3. M&A Activities and Their Impact on Market Concentration
Between 2015 and 2018, mergers and acquisitions were at a peak, shaping the European auto parts market growth significantly. This wave of consolidation was followed by a notable slowdown in 2020 due to the COVID-19 pandemic, but M&A activities regained momentum in 2022, spearheaded by the acquisition of PHE by the D’Ieteren Group.
From 2025 onward, the number of acquisitions may stabilize as major players shift their focus from aggressive market share expansion to organic growth and internal efficiencies. This phase of “mature consolidation” will likely see fewer but more strategic mergers, as top companies target specialized segments or enter emerging markets within the aftermarket.
M&A activities not only helped top players strengthen their market positions but also contributed to the concentration of market power in key segments. In particular, the mid-2010s saw aggressive acquisition strategies that led to high concentration levels in specific markets. This resulted in a competitive advantage for consolidated companies by enabling a wider distribution network, optimized logistics, and an expanded product range.
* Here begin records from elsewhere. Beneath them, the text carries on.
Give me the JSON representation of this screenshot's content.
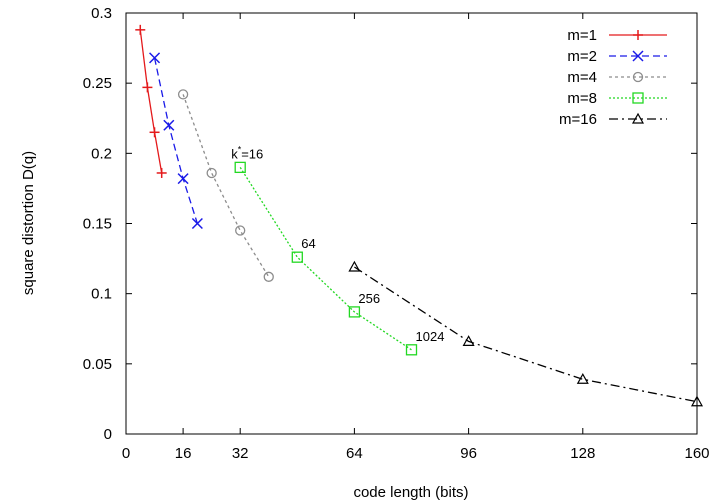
{
  "chart_data": {
    "type": "line",
    "title": "",
    "xlabel": "code length (bits)",
    "ylabel": "square distortion D(q)",
    "xlim": [
      0,
      160
    ],
    "ylim": [
      0,
      0.3
    ],
    "xticks": [
      0,
      16,
      32,
      64,
      96,
      128,
      160
    ],
    "yticks": [
      0,
      0.05,
      0.1,
      0.15,
      0.2,
      0.25,
      0.3
    ],
    "ytick_labels": [
      "0",
      "0.05",
      "0.1",
      "0.15",
      "0.2",
      "0.25",
      "0.3"
    ],
    "grid": false,
    "legend_position": "top-right",
    "series": [
      {
        "name": "m=1",
        "color": "#e41a1c",
        "dash": "solid",
        "marker": "plus",
        "x": [
          4,
          6,
          8,
          10
        ],
        "y": [
          0.288,
          0.247,
          0.215,
          0.186
        ]
      },
      {
        "name": "m=2",
        "color": "#1a1ae8",
        "dash": "dashed",
        "marker": "cross",
        "x": [
          8,
          12,
          16,
          20
        ],
        "y": [
          0.268,
          0.22,
          0.182,
          0.15
        ]
      },
      {
        "name": "m=4",
        "color": "#8c8c8c",
        "dash": "dotted-short",
        "marker": "circle",
        "x": [
          16,
          24,
          32,
          40
        ],
        "y": [
          0.242,
          0.186,
          0.145,
          0.112
        ]
      },
      {
        "name": "m=8",
        "color": "#22d822",
        "dash": "dotted",
        "marker": "square",
        "x": [
          32,
          48,
          64,
          80
        ],
        "y": [
          0.19,
          0.126,
          0.087,
          0.06
        ]
      },
      {
        "name": "m=16",
        "color": "#000000",
        "dash": "dashdot",
        "marker": "triangle",
        "x": [
          64,
          96,
          128,
          160
        ],
        "y": [
          0.119,
          0.066,
          0.039,
          0.023
        ]
      }
    ],
    "annotations": [
      {
        "text": "k",
        "sup": "*",
        "suffix": "=16",
        "x": 32,
        "y": 0.19
      },
      {
        "text": "64",
        "x": 48,
        "y": 0.126
      },
      {
        "text": "256",
        "x": 64,
        "y": 0.087
      },
      {
        "text": "1024",
        "x": 80,
        "y": 0.06
      }
    ]
  }
}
4. Geographic Market Concentration: Europe’s Market Share Dynamics
A detailed analysis of market concentration reveals a significant difference between small and large countries. Small nations such as Denmark, Switzerland and the Netherlands show a high level of consolidation, with the top three companies capturing up to 80% of the market. In contrast, larger countries like Germany, France and Spain display more fragmentation, with the top players holding as little as 12% of market share.
These geographic disparities highlight how different regulatory environments, economic conditions, and competitive landscapes affect market consolidation. In highly concentrated markets, the dominance of a few players often results in fewer choices for local customers, while fragmented markets maintain more diverse competitive dynamics.
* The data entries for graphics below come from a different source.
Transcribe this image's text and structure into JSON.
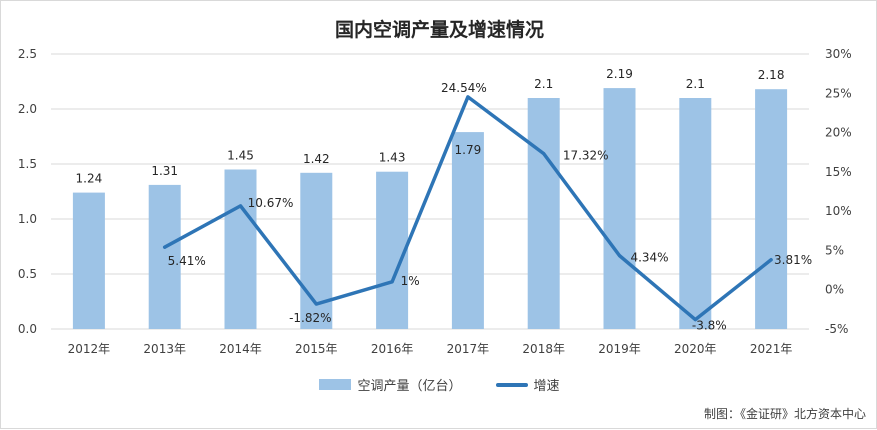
{
  "title": "国内空调产量及增速情况",
  "source": "制图：《金证研》北方资本中心",
  "legend": {
    "bar_label": "空调产量（亿台）",
    "line_label": "增速"
  },
  "colors": {
    "bar": "#9dc3e6",
    "line": "#2e75b6",
    "grid": "#d9d9d9",
    "text": "#404040"
  },
  "chart_data": {
    "type": "bar",
    "categories": [
      "2012年",
      "2013年",
      "2014年",
      "2015年",
      "2016年",
      "2017年",
      "2018年",
      "2019年",
      "2020年",
      "2021年"
    ],
    "series": [
      {
        "name": "空调产量（亿台）",
        "type": "bar",
        "axis": "left",
        "values": [
          1.24,
          1.31,
          1.45,
          1.42,
          1.43,
          1.79,
          2.1,
          2.19,
          2.1,
          2.18
        ],
        "labels": [
          "1.24",
          "1.31",
          "1.45",
          "1.42",
          "1.43",
          "1.79",
          "2.1",
          "2.19",
          "2.1",
          "2.18"
        ]
      },
      {
        "name": "增速",
        "type": "line",
        "axis": "right",
        "values": [
          null,
          5.41,
          10.67,
          -1.82,
          1,
          24.54,
          17.32,
          4.34,
          -3.8,
          3.81
        ],
        "labels": [
          "",
          "5.41%",
          "10.67%",
          "-1.82%",
          "1%",
          "24.54%",
          "17.32%",
          "4.34%",
          "-3.8%",
          "3.81%"
        ]
      }
    ],
    "y_left": {
      "range": [
        0,
        2.5
      ],
      "ticks": [
        0,
        0.5,
        1.0,
        1.5,
        2.0,
        2.5
      ],
      "tick_labels": [
        "0.0",
        "0.5",
        "1.0",
        "1.5",
        "2.0",
        "2.5"
      ]
    },
    "y_right": {
      "range": [
        -5,
        30
      ],
      "ticks": [
        -5,
        0,
        5,
        10,
        15,
        20,
        25,
        30
      ],
      "tick_labels": [
        "-5%",
        "0%",
        "5%",
        "10%",
        "15%",
        "20%",
        "25%",
        "30%"
      ]
    },
    "grid": true,
    "legend_position": "bottom"
  }
}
5. Future Outlook: Expectations for 2025 and Beyond
As the European automotive aftermarket matures, the pace of M&A activity is expected to stabilize following years of rapid consolidation. While overall market growth is projected to continue, it will likely be at a more measured pace. Leading companies, particularly in Western Europe, are expected to shift focus from aggressive acquisition strategies to enhancing organic growth and driving technological innovation. Intercars exemplifies this approach, building a robust market presence across Eastern Europe through internationalization rather than acquisitions.
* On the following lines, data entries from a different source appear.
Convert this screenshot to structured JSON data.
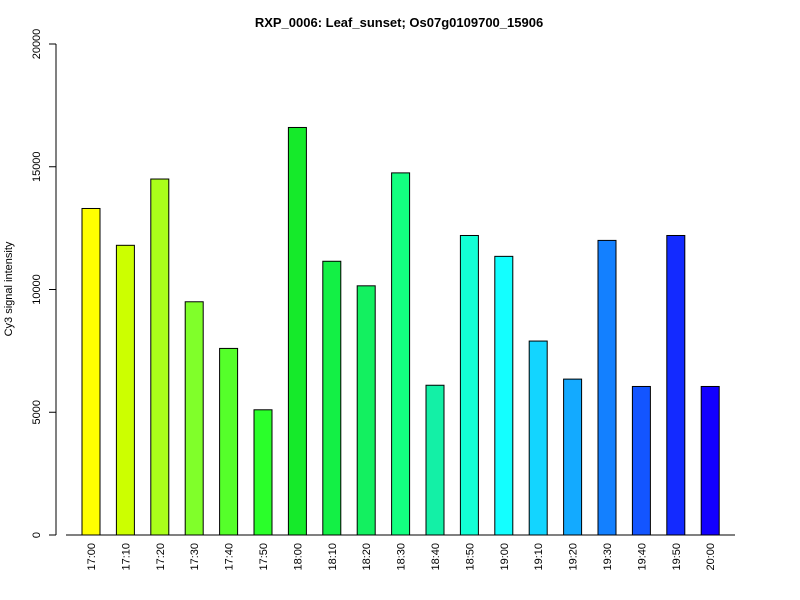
{
  "chart_data": {
    "type": "bar",
    "title": "RXP_0006: Leaf_sunset; Os07g0109700_15906",
    "xlabel": "",
    "ylabel": "Cy3 signal intensity",
    "ylim": [
      0,
      20000
    ],
    "yticks": [
      0,
      5000,
      10000,
      15000,
      20000
    ],
    "grid": false,
    "categories": [
      "17:00",
      "17:10",
      "17:20",
      "17:30",
      "17:40",
      "17:50",
      "18:00",
      "18:10",
      "18:20",
      "18:30",
      "18:40",
      "18:50",
      "19:00",
      "19:10",
      "19:20",
      "19:30",
      "19:40",
      "19:50",
      "20:00"
    ],
    "values": [
      13300,
      11800,
      14500,
      9500,
      7600,
      5100,
      16600,
      11150,
      10150,
      14750,
      6100,
      12200,
      11350,
      7900,
      6350,
      12000,
      6050,
      12200,
      6050
    ],
    "colors": [
      "#ffff00",
      "#ccff00",
      "#aaff1a",
      "#80ff2a",
      "#55ff2a",
      "#2aff2a",
      "#15ea2a",
      "#13f045",
      "#13f060",
      "#13ff80",
      "#13f0a6",
      "#13ffd5",
      "#13ffff",
      "#13d5ff",
      "#13aaff",
      "#1380ff",
      "#1355ff",
      "#132aff",
      "#1300ff"
    ]
  }
}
Broader market trends, including an aging vehicle fleet and heightened awareness around economic mobility, continue to support the aftermarket’s growth. However, as the industry faces a transformation in vehicle powertrains and tightening regulations toward environmentally friendly technologies, parts distributors are set to encounter both challenges and opportunities. Although they may be somewhat insulated from the impacts facing component manufacturers, the increasing competition will demand agility and adaptation from all players.
As automotive technology advances, companies will likely invest more heavily in digitalization, customer service improvements, and sustainable practices, which together are set to shape the aftermarket landscape of the future.
Conclusion
The European auto parts aftermarket is undergoing a profound transformation. The past decade’s growth, primarily driven by consolidation and international expansion, has redefined the competitive landscape. As major players continue to increase their influence, smaller and mid-sized companies must adapt to remain competitive. With a stabilized M&A landscape and evolving customer expectations, the European aftermarket is set for further innovation and growth.